Why don't you apply l'Hopital to the ln(x)/x part of your expression and use the result to simplify it?

 

[George Jones]

(At the risk of confusing things) or take the first x into the ln(x).

 

[JG89]

Remember that ln(x) = \int_1^x \frac{1}{u} du and use the MVT

 

[r_swayze]

Why don't you apply l'Hopital to the ln(x)/x part of your expression and use the result to simplify it?

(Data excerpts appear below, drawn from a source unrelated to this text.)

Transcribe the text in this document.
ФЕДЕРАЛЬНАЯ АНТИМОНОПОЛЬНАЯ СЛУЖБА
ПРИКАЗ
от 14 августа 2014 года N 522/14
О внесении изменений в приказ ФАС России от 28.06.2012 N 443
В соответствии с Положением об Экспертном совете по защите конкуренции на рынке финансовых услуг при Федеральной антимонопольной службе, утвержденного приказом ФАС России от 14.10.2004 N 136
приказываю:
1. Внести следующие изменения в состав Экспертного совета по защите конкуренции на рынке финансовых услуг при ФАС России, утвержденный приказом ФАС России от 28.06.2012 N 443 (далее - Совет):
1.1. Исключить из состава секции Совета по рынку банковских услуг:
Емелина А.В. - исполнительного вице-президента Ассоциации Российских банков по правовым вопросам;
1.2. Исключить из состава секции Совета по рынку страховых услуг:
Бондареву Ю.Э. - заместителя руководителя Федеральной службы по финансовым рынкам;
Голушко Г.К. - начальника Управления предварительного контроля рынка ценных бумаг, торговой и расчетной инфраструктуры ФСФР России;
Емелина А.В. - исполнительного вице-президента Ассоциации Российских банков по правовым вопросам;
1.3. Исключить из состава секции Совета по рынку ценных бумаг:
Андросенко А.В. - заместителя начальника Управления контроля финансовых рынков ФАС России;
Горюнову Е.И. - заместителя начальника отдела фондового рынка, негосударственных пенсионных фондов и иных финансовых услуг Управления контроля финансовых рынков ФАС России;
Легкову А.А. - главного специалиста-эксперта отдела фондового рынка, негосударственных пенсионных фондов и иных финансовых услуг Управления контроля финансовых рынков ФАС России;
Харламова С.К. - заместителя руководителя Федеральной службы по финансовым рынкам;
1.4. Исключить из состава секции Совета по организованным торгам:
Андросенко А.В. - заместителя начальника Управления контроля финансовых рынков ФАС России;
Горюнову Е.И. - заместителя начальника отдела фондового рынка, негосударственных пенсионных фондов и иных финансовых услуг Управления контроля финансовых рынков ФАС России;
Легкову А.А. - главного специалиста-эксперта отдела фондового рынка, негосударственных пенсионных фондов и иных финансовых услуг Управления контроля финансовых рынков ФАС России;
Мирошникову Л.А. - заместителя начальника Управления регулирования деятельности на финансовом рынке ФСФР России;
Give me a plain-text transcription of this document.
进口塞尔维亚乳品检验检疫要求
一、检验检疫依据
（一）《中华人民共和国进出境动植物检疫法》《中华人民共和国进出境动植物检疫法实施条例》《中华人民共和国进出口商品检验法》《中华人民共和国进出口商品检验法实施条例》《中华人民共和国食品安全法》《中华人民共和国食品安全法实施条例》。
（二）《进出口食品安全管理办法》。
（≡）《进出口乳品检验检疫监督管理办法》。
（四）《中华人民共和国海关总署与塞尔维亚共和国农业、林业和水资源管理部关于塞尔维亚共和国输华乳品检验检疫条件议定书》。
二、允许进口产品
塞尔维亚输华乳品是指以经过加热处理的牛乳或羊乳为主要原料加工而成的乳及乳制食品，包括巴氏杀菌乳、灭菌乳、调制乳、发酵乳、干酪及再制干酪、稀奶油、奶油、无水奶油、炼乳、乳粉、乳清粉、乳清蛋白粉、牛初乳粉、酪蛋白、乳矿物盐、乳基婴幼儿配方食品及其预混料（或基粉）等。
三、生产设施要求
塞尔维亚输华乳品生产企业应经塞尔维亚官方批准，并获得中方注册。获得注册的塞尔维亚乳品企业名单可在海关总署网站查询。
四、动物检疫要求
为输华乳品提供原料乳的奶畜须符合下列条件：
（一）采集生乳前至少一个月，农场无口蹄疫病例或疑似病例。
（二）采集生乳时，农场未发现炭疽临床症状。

where does the ln(x)/x come from?

 

[physicsnoob93]

This is what I would do:

\stackrel{lim}{x\rightarrow\infty}(x-ln(x))\times\frac{(x+ln(x))}{(x+ln(x))}

This would give:\stackrel{lim}{x\rightarrow\infty}\frac{(x^{2}-ln^{2}(x))}{(x+ln(x))}

You could work it out from there, split the limit up by x^{2} and ln^{2}x

Hope this helped, and sorry about the poor formatting, this is probably the first time I am doing latex.

By the way, I'm sure the value is infinity.

 

[zcd]

You could do lim x→∞ (ln e^x - ln x) = lim x→∞ ln (e^x /x) and apply l'hopital's rule inside; the domain change of x to ln e^x is irrelevant because your limit exists within the domain of log.

 

[r_swayze]

You could do lim x→∞ (ln e^x - ln x) = lim x→∞ ln (e^x /x) and apply l'hopital's rule inside; the domain change of x to ln e^x is irrelevant because your limit exists within the domain of log.

I think I see it, but just to make sure, does ln e equal 1? so that can be plugged into any equation?

 

[HallsofIvy]

Yes, ln e= 1.

 

[Dick]

where does the ln(x)/x come from?

Write it (as you basically did) as x*(1-ln(x)/x).